Por Jomar Morais*
Jornalista ▶ jomar.morais@supercabo.com.br
E o meu coração, do fundo do coração, pergunta ao
seu coração: o que você sente na noite do Natal?
Uma emoção desmantelada, como a de um corintiano na
conquista de mais um título no futebol? Um estado de êxtase, como o de um
mangueirense ao ver sua escola brilhando no sambódromo? Uma alegria
incomparável, como aquela que sentimos no nascimento do primeiro filho?
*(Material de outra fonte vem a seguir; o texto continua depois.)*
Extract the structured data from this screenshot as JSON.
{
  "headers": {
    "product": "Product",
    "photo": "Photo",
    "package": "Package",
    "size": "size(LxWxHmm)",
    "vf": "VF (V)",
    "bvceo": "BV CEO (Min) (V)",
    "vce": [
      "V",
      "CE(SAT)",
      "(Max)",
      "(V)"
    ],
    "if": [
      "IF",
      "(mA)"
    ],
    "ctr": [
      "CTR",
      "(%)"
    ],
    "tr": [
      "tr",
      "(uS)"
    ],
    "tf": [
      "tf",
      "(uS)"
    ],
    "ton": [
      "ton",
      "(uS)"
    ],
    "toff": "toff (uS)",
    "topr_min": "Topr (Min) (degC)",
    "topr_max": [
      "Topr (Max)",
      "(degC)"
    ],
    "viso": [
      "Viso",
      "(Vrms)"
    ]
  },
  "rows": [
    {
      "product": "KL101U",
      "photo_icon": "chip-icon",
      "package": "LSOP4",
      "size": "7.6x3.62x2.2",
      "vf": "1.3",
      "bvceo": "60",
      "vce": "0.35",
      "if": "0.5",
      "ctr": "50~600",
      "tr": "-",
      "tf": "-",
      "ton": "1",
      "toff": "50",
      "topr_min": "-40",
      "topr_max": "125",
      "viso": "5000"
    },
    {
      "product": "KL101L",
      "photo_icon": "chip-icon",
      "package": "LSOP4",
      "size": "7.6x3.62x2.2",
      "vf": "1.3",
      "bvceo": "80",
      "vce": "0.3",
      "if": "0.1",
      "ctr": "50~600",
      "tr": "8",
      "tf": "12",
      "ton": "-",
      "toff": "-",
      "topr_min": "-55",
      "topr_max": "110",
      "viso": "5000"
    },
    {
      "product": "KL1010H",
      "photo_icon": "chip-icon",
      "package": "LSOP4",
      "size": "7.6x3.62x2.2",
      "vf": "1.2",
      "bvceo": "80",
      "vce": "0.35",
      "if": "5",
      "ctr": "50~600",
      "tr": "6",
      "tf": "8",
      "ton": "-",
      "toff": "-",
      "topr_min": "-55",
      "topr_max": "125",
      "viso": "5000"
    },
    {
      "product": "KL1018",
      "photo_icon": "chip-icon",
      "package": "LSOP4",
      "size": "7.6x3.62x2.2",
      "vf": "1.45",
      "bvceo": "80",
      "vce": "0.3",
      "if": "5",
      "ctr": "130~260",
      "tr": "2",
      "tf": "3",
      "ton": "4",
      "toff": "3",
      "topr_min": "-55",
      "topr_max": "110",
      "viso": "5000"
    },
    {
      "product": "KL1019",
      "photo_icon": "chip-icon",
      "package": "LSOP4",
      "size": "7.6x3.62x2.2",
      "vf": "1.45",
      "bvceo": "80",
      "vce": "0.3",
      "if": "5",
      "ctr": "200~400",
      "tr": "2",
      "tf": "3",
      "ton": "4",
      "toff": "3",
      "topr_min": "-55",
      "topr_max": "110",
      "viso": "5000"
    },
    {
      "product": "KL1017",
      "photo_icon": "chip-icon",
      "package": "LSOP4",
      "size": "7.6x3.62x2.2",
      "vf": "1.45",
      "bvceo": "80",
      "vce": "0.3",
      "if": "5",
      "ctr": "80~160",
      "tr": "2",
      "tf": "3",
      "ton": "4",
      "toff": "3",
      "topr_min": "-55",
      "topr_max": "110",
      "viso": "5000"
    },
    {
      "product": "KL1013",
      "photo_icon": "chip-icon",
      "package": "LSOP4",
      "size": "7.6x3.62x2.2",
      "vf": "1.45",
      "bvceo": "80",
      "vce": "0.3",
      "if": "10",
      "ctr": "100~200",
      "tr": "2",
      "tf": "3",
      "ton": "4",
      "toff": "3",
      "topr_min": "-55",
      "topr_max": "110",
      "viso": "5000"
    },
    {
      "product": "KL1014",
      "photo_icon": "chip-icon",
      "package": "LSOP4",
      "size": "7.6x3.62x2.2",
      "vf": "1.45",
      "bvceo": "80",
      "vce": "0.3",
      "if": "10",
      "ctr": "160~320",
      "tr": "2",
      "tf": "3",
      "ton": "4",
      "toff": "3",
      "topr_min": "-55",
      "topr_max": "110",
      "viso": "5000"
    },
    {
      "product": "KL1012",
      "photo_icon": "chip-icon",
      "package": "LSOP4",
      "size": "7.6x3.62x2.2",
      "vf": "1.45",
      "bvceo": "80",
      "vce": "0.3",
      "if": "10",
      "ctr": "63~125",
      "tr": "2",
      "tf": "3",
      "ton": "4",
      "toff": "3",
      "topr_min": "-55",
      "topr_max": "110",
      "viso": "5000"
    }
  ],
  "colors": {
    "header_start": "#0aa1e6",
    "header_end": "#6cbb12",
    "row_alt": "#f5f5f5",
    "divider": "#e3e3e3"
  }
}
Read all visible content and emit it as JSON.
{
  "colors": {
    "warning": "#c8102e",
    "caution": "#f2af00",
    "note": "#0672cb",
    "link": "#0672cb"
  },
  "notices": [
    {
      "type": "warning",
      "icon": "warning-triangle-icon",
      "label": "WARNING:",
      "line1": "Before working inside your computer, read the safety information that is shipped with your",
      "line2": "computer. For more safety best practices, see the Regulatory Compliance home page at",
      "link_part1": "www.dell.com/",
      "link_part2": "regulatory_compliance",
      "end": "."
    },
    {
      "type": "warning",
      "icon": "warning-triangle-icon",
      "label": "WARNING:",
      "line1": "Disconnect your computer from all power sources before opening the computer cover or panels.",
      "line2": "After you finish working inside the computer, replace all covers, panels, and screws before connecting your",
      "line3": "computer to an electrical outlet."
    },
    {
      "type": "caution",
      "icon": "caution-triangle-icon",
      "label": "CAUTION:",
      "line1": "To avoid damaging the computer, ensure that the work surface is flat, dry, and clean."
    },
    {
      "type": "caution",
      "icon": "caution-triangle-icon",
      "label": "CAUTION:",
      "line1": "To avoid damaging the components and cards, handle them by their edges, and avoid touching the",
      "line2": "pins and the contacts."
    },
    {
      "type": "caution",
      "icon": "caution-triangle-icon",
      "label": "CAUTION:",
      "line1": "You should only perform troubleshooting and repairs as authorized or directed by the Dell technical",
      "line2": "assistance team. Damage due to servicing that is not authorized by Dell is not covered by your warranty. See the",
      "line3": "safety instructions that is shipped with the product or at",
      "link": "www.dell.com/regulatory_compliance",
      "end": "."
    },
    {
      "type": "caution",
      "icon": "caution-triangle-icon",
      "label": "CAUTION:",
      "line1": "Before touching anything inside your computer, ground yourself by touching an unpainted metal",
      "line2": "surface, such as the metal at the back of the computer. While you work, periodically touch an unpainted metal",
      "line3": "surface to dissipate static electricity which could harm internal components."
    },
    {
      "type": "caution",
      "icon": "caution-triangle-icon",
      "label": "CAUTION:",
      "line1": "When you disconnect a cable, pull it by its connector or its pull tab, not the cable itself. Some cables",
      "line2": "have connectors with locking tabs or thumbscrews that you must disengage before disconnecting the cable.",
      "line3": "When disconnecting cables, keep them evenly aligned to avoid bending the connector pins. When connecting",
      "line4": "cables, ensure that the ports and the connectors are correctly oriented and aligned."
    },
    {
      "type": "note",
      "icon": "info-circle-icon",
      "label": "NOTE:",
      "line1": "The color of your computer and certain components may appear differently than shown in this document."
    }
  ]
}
Certamente o Natal jamais produzirá sentimentos
religiosos (esse é o nome) tão fortes e irrefreáveis quanto os que
experimentamos em situações apaixonantes da rotina profana. Torcedores como os
da Gaviões da Fiel são fundamentalistas, mangueirenses são crentes em transe,
qualquer um de nós frente ao rebento que invade o nosso lar é devoto ajoelhado
ante o milagre da vida.
O Natal é, ao mesmo tempo, suave e denso. É brisa
que acalma no calor tórrido do verão e furacão que abala nossos alicerces. O
Natal é assim. Ou já foi assim, quando a visão de um universo encantado nos
mantinha mais próximos ao chão e mais sensíveis, unidos pelo sentimento de
pertença ao mistério insondável da vida e da criação.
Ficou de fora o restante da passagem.